What is needed is a way to understand the entire customer journey – and the contribution of ALL of the touchpoints that are contributing to revenue outcomes.
Less dependency on a small number of media channels post COVID
The reality is that a large number of travel marketers continue to stick to outdated last click attribution models. Where full recognition is given to the last interaction or touch prior to booking. Which allows Google to secure an overstated amount of credit in the attribution mix – and has artificially boosted investment in media like paid search.
However, the impact of COVID-19 and the resultant reduction in budgets is forcing many travel marketers to rethink their entire marketing strategy. With many brands overhauling their entire approach to better co-ordinate paid media investment in sub-brands and channels to eliminate competing spend and optimize across their portfolio. Others are also investing significant amounts of time and energy in identifying the “connected trip” and maximizing the impact of activity right across it.
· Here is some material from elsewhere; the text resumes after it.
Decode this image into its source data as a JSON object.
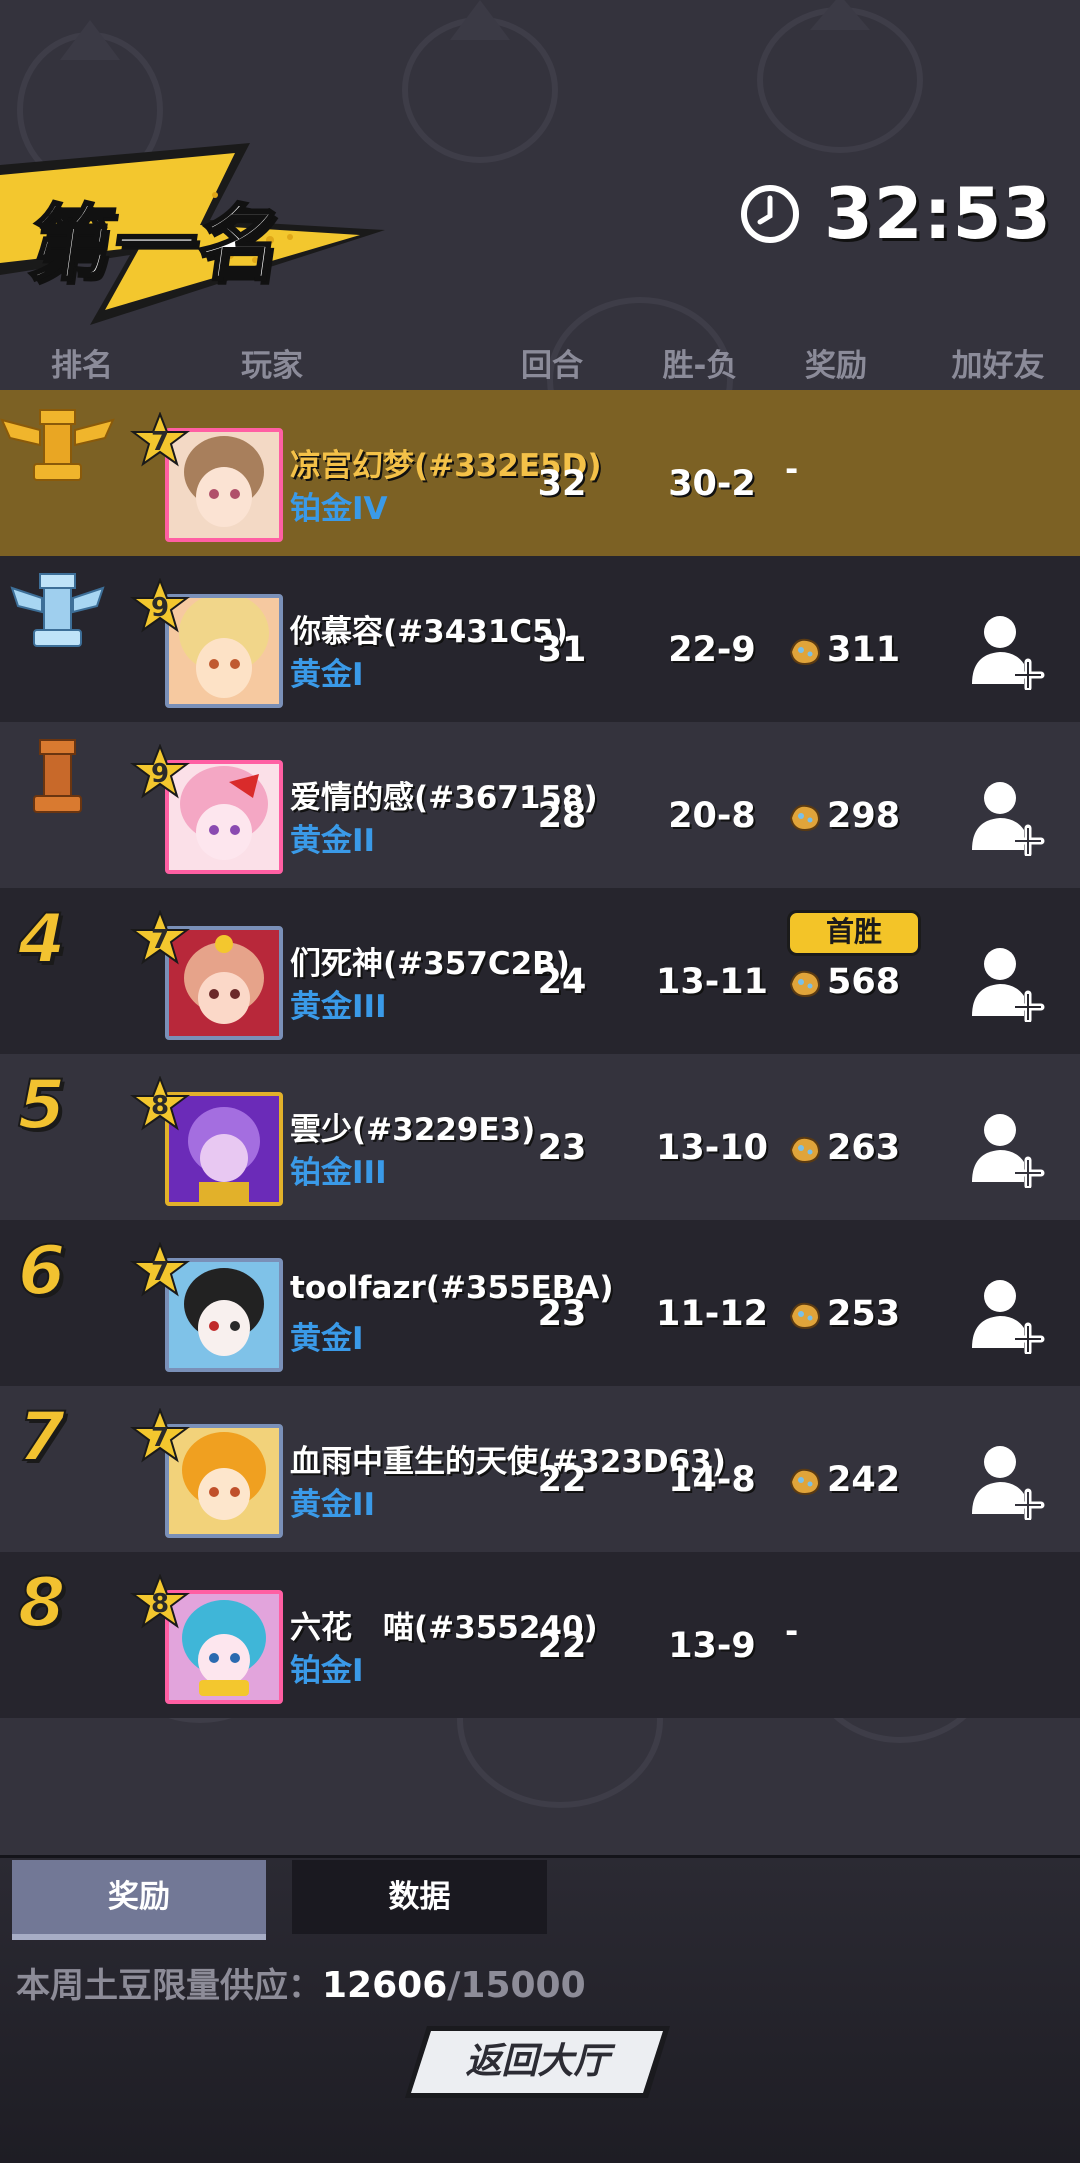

And – as customers increasingly look for reassurance and information about travel choices – content is playing an increasing part in the conversion mix as travel brands leverage “trusted advisor” status. Driving increased brand engagement across direct and organic channels. With 80% of millennials saying they plan travel based on content posted by their peers and fed by travel brands.
The key to being successful in what is a changed environment is to have the tools and capability to identify the touchpoints that have the biggest impact on the buying journey and to serve the right content and media when it matters most. And being able to effectively assess and attribute every step on the journey is key for success.
So effective attribution really matters for travel marketers in the current environment. But our own research indicates that 90% of those responsible for improving marketing ROI in the UK are struggling to get their hands on the type of sophisticated models they need.